Hmmm. I now think that by "last comment" you might mean this one. In that case, I'm stumped on applying the license_index idea to altair.

Digging into altair more, it provides access to order in vega-lite. It's probably "better" to specify it via that transform method, but for now I just made a small DataFrame with my unique values, manually added a sort order column to that, merged it back, and I can simply sort by that new column. For an idea (minus the merge stuff):

test = pd.DataFrame({'x': ['A', 'A', 'A', 'A'],
                     'y': [28, 55, 43, 13],
                     'color': ['x-small', 'small', 'x-large', 'large'],
                     'order': [1, 2, 3, 4]})

scale=alt.Scale(domain=['x-small', 'small', 'x-large', 'large'],
                range=["#333333","#666666","#999999","#eeeeee"], type='ordinal')

### try this without the oder='order' option and you'll see it defaults to alphabetical
alt.Chart(test).mark_bar().encode(
    x=alt.X('x', type='nominal'),
    y='sum(y)',
    color=alt.Color('color', type='nominal', scale=scale),
    order='order')

I was also struggling with this, but solved it by combining the Vega-lite instructions for ordering with the Altair instructions for using the calculate transform
Calculate-transform is used to create a new “order” field, in this case putting “University Farm” and “Grand Rapids” as the first (0) and second values in the stack order.

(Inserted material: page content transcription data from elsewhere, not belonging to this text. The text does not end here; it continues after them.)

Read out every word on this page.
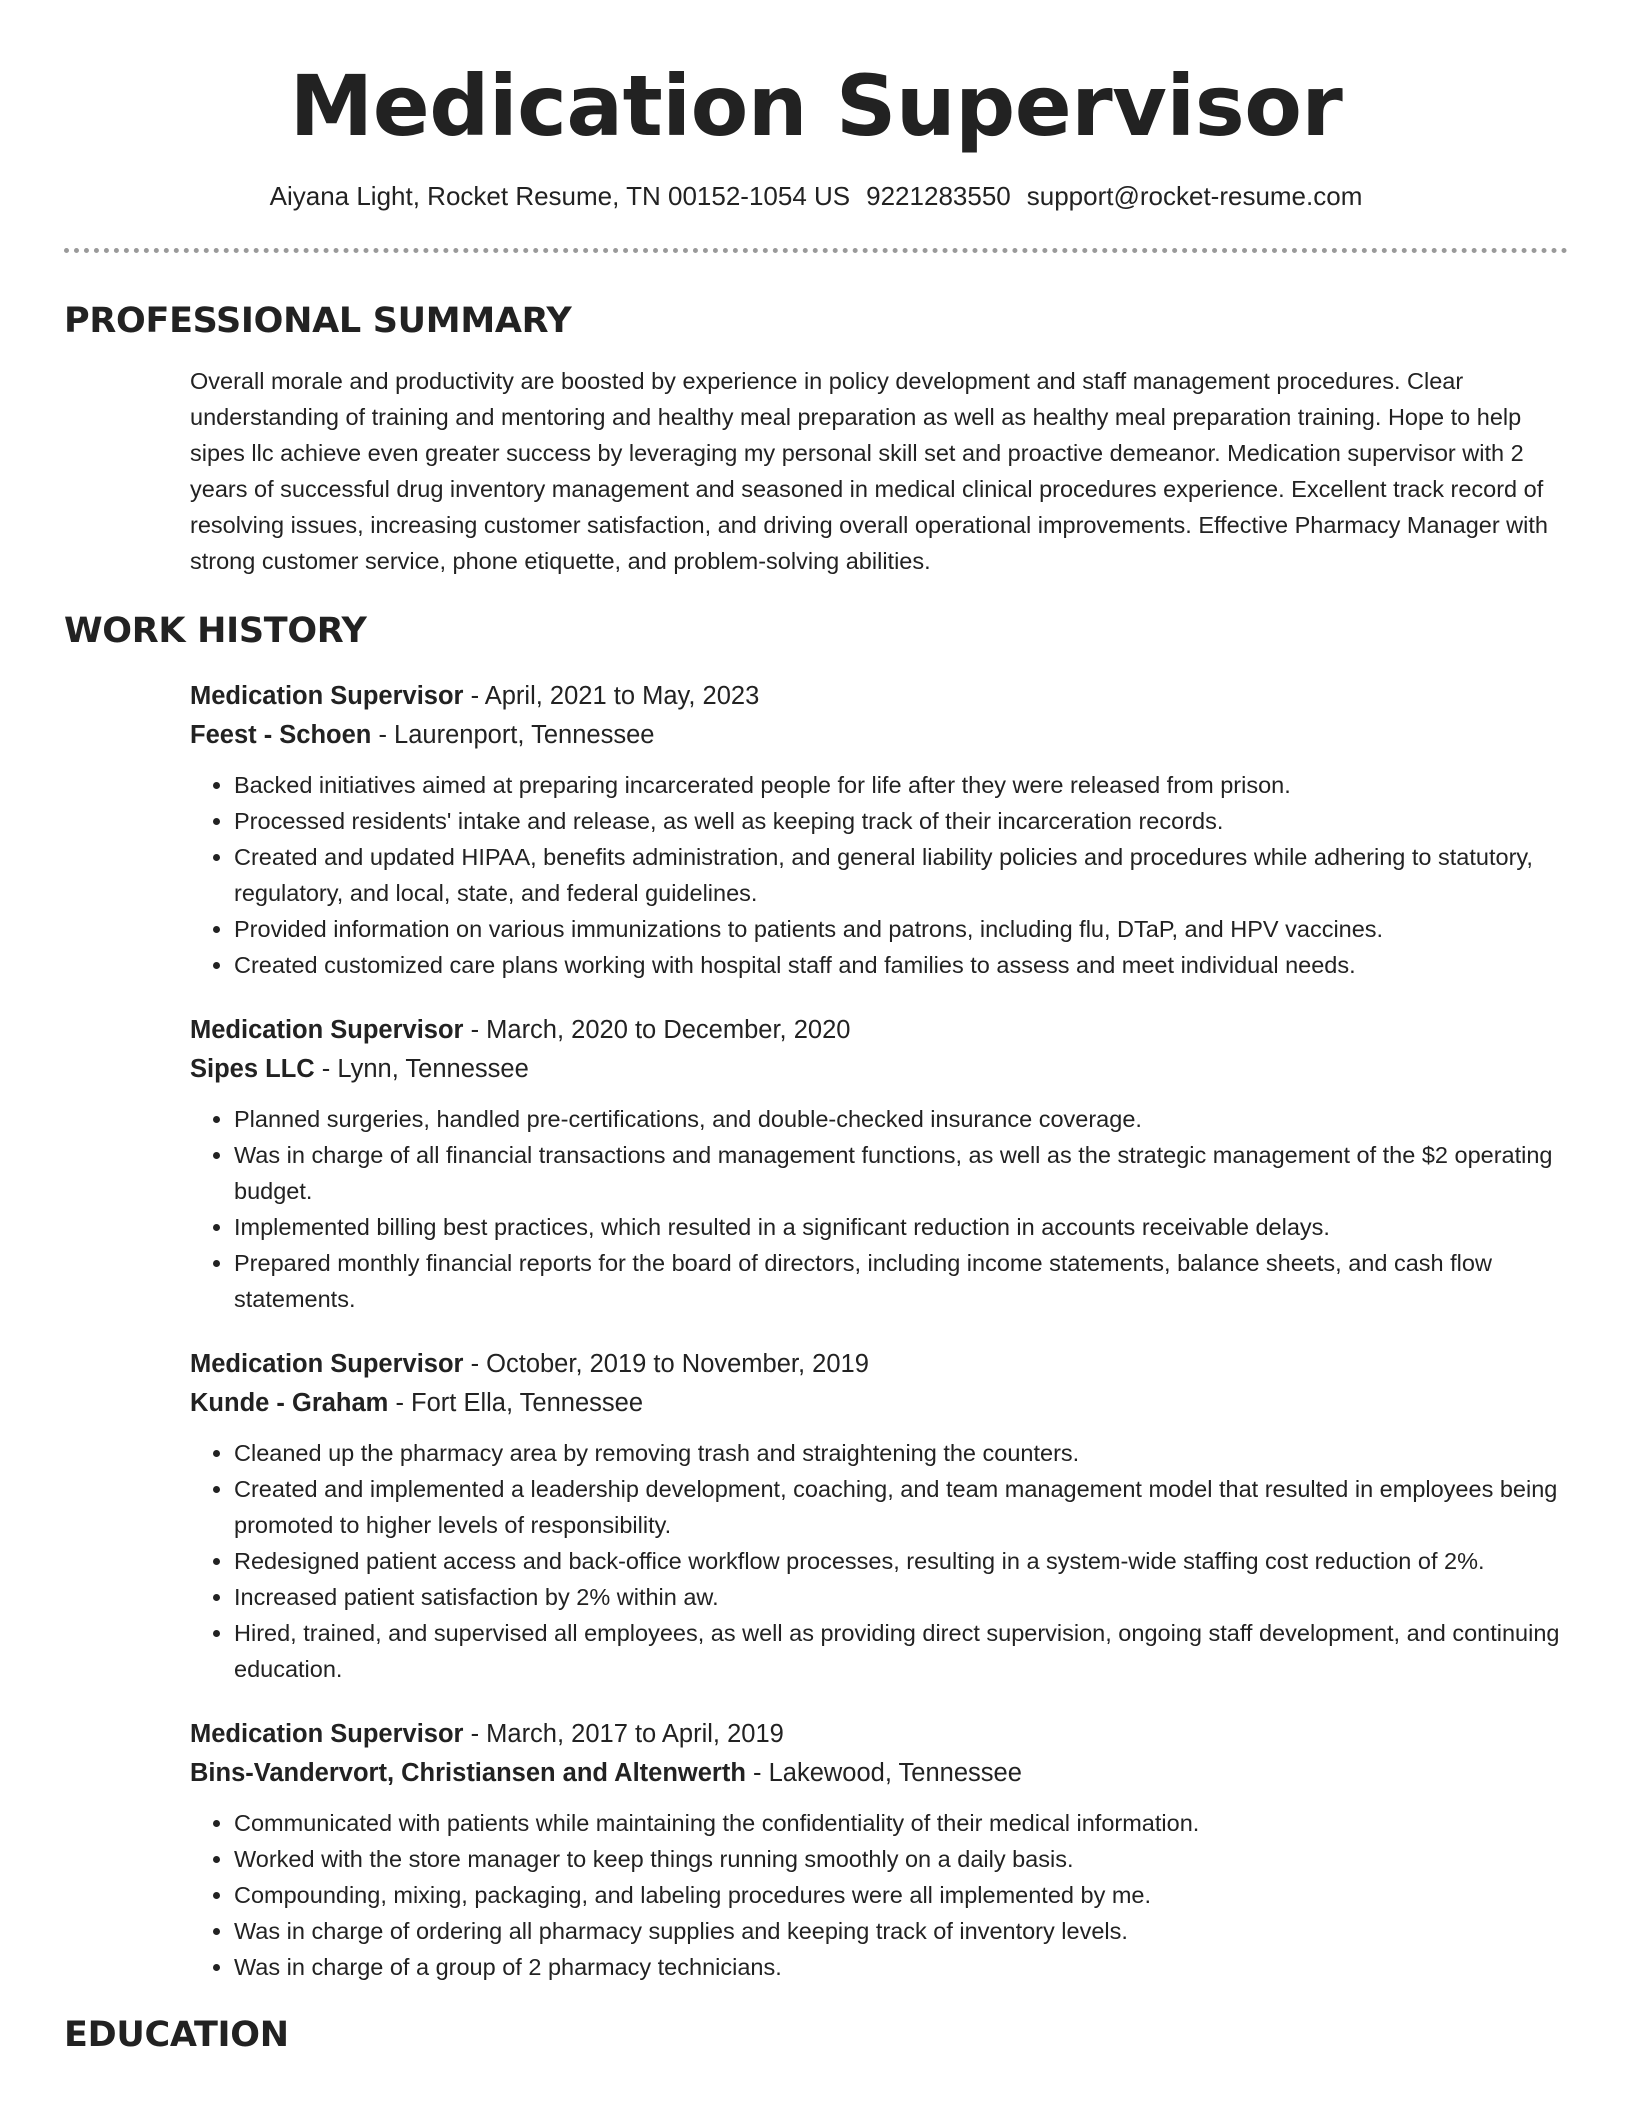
Medication Supervisor
Aiyana Light, Rocket Resume, TN 00152-1054 US 9221283550 support@rocket-resume.com
PROFESSIONAL SUMMARY

Overall morale and productivity are boosted by experience in policy development and staff management procedures. Clear understanding of training and mentoring and healthy meal preparation as well as healthy meal preparation training. Hope to help sipes llc achieve even greater success by leveraging my personal skill set and proactive demeanor. Medication supervisor with 2 years of successful drug inventory management and seasoned in medical clinical procedures experience. Excellent track record of resolving issues, increasing customer satisfaction, and driving overall operational improvements. Effective Pharmacy Manager with strong customer service, phone etiquette, and problem-solving abilities.

WORK HISTORY
Medication Supervisor - April, 2021 to May, 2023
Feest - Schoen - Laurenport, Tennessee
• Backed initiatives aimed at preparing incarcerated people for life after they were released from prison.
• Processed residents' intake and release, as well as keeping track of their incarceration records.
• Created and updated HIPAA, benefits administration, and general liability policies and procedures while adhering to statutory, regulatory, and local, state, and federal guidelines.
• Provided information on various immunizations to patients and patrons, including flu, DTaP, and HPV vaccines.
• Created customized care plans working with hospital staff and families to assess and meet individual needs.
Medication Supervisor - March, 2020 to December, 2020
Sipes LLC - Lynn, Tennessee
• Planned surgeries, handled pre-certifications, and double-checked insurance coverage.
• Was in charge of all financial transactions and management functions, as well as the strategic management of the $2 operating budget.
• Implemented billing best practices, which resulted in a significant reduction in accounts receivable delays.
• Prepared monthly financial reports for the board of directors, including income statements, balance sheets, and cash flow statements.
Medication Supervisor - October, 2019 to November, 2019
Kunde - Graham - Fort Ella, Tennessee
• Cleaned up the pharmacy area by removing trash and straightening the counters.
• Created and implemented a leadership development, coaching, and team management model that resulted in employees being promoted to higher levels of responsibility.
• Redesigned patient access and back-office workflow processes, resulting in a system-wide staffing cost reduction of 2%.
• Increased patient satisfaction by 2% within aw.
• Hired, trained, and supervised all employees, as well as providing direct supervision, ongoing staff development, and continuing education.
Medication Supervisor - March, 2017 to April, 2019
Bins-Vandervort, Christiansen and Altenwerth - Lakewood, Tennessee
• Communicated with patients while maintaining the confidentiality of their medical information.
• Worked with the store manager to keep things running smoothly on a daily basis.
• Compounding, mixing, packaging, and labeling procedures were all implemented by me.
• Was in charge of ordering all pharmacy supplies and keeping track of inventory levels.
• Was in charge of a group of 2 pharmacy technicians.
EDUCATION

# how to order using the calculate transform
# https://vega.github.io/vega-lite/docs/stack.html#order
# https://altair-viz.github.io/user_guide/transform.html?highlight=transform#calculate-transform

import altair as alt
from vega_datasets import data

barley = data.barley()

mychart = alt.Chart(barley).mark_bar().encode(
    x='sum(yield)',
    y='variety',
    color='site',
    order='order:N'
).transform_calculate(
    order="if(datum.site === 'University Farm', 0, if(datum.site === 'Grand Rapids', 1, 2))")

Altair 3 unifies this, and orders on various scales (including axes, legends, etc.) can now be supplied via the sort parameter.